Field research conducted by Human Rights Watch found many of the deaths of suspected drug dealers and users were unlawful and could be considered crimes against humanity. Many of the so called “death squad” operations were carried out in urban slums, and interviews with witnesses revealed a pattern of police killing suspects and then planting drugs and guns at the scene to justify their actions.

Kine also painted a ghastly picture regarding the effects the drug war has had on Philippine prisons, which he said had become severely overcrowded and unsanitary. The main 10,000-bed rehabilitation facility in the country, funded by China and located Fort Magsaysay military base 75 miles north of Manila, is providing more abuse than it is treatment, Kine argued, and many more drug treatment facilities are needed in the communities.

Lastly, Kine noted that many critics of the drug war have been harassed and even arrested. Most notable in this group of critics was Senator Leila de Lima, who called for accountability in the drug war and was subsequently arrested on drug charges.

In reaction to the Philippine drug war in Nov. 2016, the U.S. State Department suspended the sale of 26,000 military assault rifles to the Philippine National Police. This step, Kine said, was due in large part to Sen. Ben Cardin (D-MD) voicing his concerns over human rights violations in the drug war.

At the hearing, Kine urged the commission, co-chaired by Reps. James McGovern (D-MA) and Randy Hultgren (R-IL), to continue this suspension of firearms sales and to also maintain the Millennium Challenge Corporation’s suspension of funds to the Philippine government, announced by the U.S. Embassy in Manila on Dec. 14.

While President Donald Trump reportedly praised Duterte’s efforts and went so far as to invite the leader to the U.S. in an April 29 phone call, Sens. Ben Cardin (D-MD), Marco Rubio (R-FL), Brian Schatz (D-HI), and Edward Markey (D-MA) introduced the Philippines Human Rights Accountability and Counternarcotics Act of 2017 on May 4. The legislation is intended to restrict defense aid to the country, fund the Philippine human rights community, and promote a public health approach to drug abuse in the country.

Kine called for a companion bill to be introduced in the House and asked for swift passage, noting doing so may help save lives and send a message to Duterte.

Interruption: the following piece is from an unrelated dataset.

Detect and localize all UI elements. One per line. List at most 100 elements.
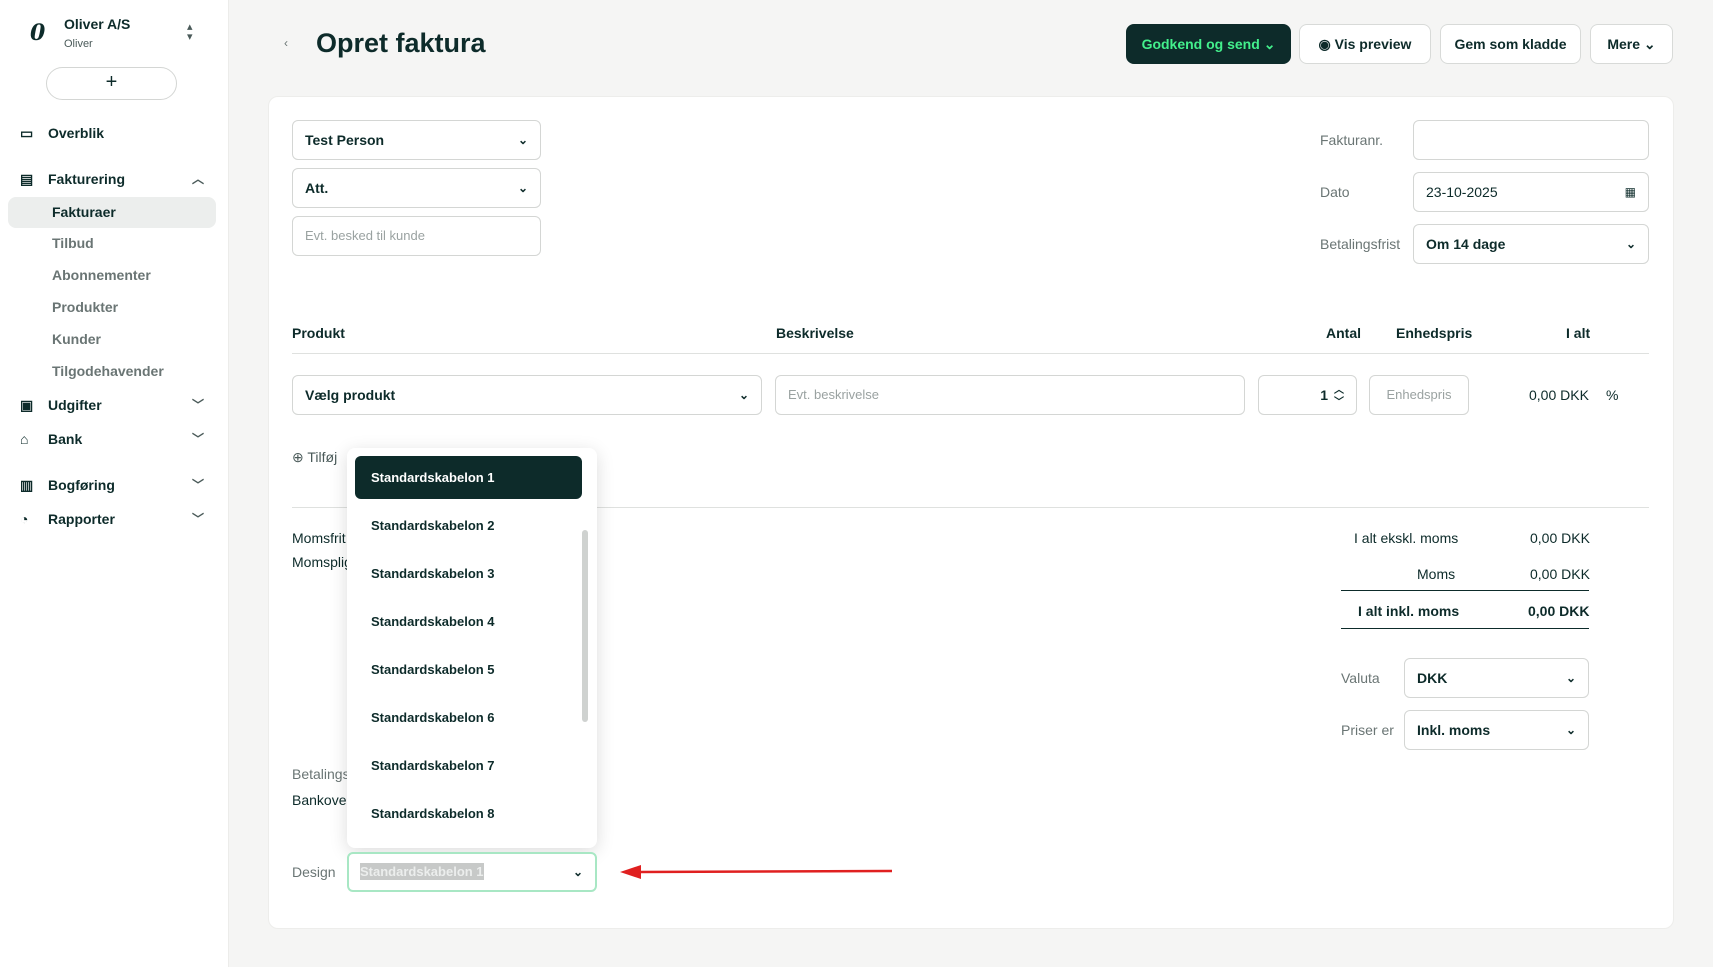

McGovern responded at the hearing that he would urge Congress to work on a companion bill and that he was vehemently opposed and would protest if Duterte visited the country, NBC News reported.

Duterte then lashed back on Friday, saying he would never visit the U.S. and called the country “lousy.” He also added that the U.S. Congress should “start with their own investigation of their own violations of the so many civilians killed in the prosecution of the wars in the Middle East.”